Opinion pieces and speeches by EPI staff and associates.
[ THIS OP-ED ORIGINALLY APPEARED IN TOMPAINE.COM ON AUGUST 22, 2006. ]
The Catch-Up Economy
As summer draws to a close, the mind inevitably turns to … benchmarks.
A benchmark is a number you use to help put another number in context. It answers the economist’s pesky question: Compared to what? Now is the time to be thinking about benchmarks because on August 29 the government will release findings on household income and poverty for 2005.
In a world where most of our economic information is about broad averages, like gross domestic product, industrial production and so on, these statistics offer important insights into how families of different income classes fared last year. Every five minutes, we’re updated on the latest squiggle in the stock market, but only once a year the Census Bureau tells us how many children are poor in America.
The challenge is in the interpretation. While it’s tempting to start and stop with the simplistic view of “poverty up, bad; poverty down, good,” that level of analysis will not serve us well. Instead, we should evaluate where we are now compared to the past, and what we would expect at this stage of our economic expansion.
Most of us who follow such things expect positive results: median household income—the income of the typical household, smack dab in the middle of the income scale—should rise a bit in real (inflation-adjusted) terms, and poverty should fall.
What underlies our optimism? First, 2005 is the fourth full year of an economic recovery that began in late 2001. As we would expect, poverty rose and household income fell in that recessionary year. But the negative trend has persisted in each recovery year since, and that has taken us by surprise.
The poverty rate, for example, rose each year from 2002 through 2004, a historically unprecedented trend. Since 2000, when poverty bottomed out at 11.3 percent, it has climbed to 12.7 percent in 2004, adding 5.4 million persons, including 1.4 million children to the ranks of the poor.
That’s not supposed to happen in an economic recovery, and it is a telling reminder of just how unbalanced this economy has been. If you’re wondering where the growth has been going, we recently learned that corporate profits as a share of the economy are at their highest level on record.
It’s also a sharp reversal of the poverty trend of the 1990s, when an all-too-unique period of broadly shared prosperity pushed poverty rates into a seven-year slide, with the biggest benefits accruing to the least advantaged. Child poverty among African Americans, for example, fell by 14.9 percentage points over these years, more than twice the overall decline for all children.

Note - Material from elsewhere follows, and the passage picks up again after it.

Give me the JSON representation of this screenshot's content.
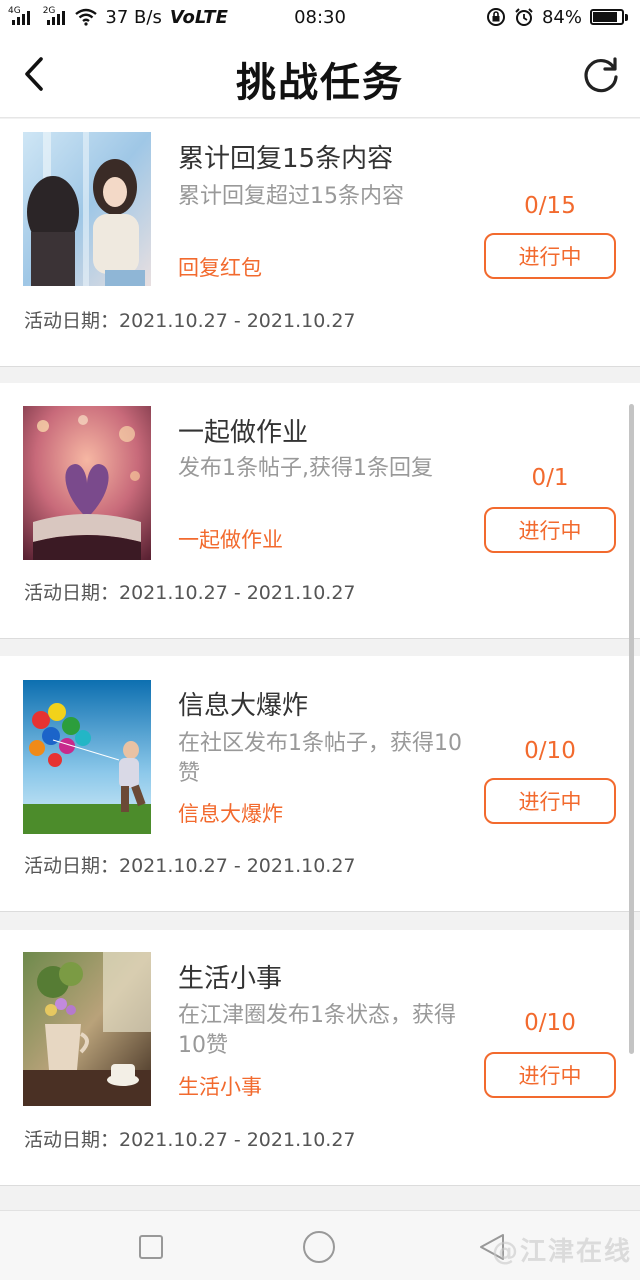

Likewise in the latter 1990s, median income grew at a rate close to that of productivity, implying a pause in the inequalities that have become such a problematic wedge between growth and well-being.
Since then, prosperity has eluded most in the middle class on down. The longest jobless recovery on record helped generate the negative results the Census Bureau has reported through 2004, but with most labor market indicators trending up since then, we expect enough of the growth to reach the bottom half to begin to reverse the slide.
But there is almost no way the 2005 results will repair the damage done thus far. The income of the median household is down $1,700 (in 2005 dollars) since 2000, and it would take an unusually large gain to make that up in one year. Poverty is likely to decline by only a few tenths of a point, and will remain well above its 2001 level of 11.7 percent.
By the fourth year of each of the last five recoveries for which we have data, the poverty level had fallen below what it was at the end of the recession. For example, the early 1990s recession ended in 1991, when poverty stood at 14.2 percent. Four years later, in 1995, it was 13.8 percent. Based on the 1991-1995 pattern, the 2005 poverty rate should be 11.3 percent, which would be analogous to the 1990s benchmark. No one thinks our 2005 poverty rate will come in at that level.
Note that getting back to the previous income peak and poverty trough is not that demanding a benchmark. Productivity over this recovery has been quite stellar—up 14 percent just since late 2001. Most economists assume this automatically translates into higher living standards, but don’t tell that to the median family.
If the August 29 release reveals that incomes rose for middle and low-income families, we will applaud even meager gains. Our applause should be tempered, however, by the knowledge that we are behind where we ought to be.
Armed with appropriate benchmarks and reference points, we must place the upcoming Census results in the context of an economic recovery that has produced an alarmingly large gap between growth and the living standards of most families. Hopefully, the gap is closing—but it’s been a long time coming, and we’ve got a long way to go.
Jared Bernstein is senior economist at the Economic Policy Institute in Washington, D.C.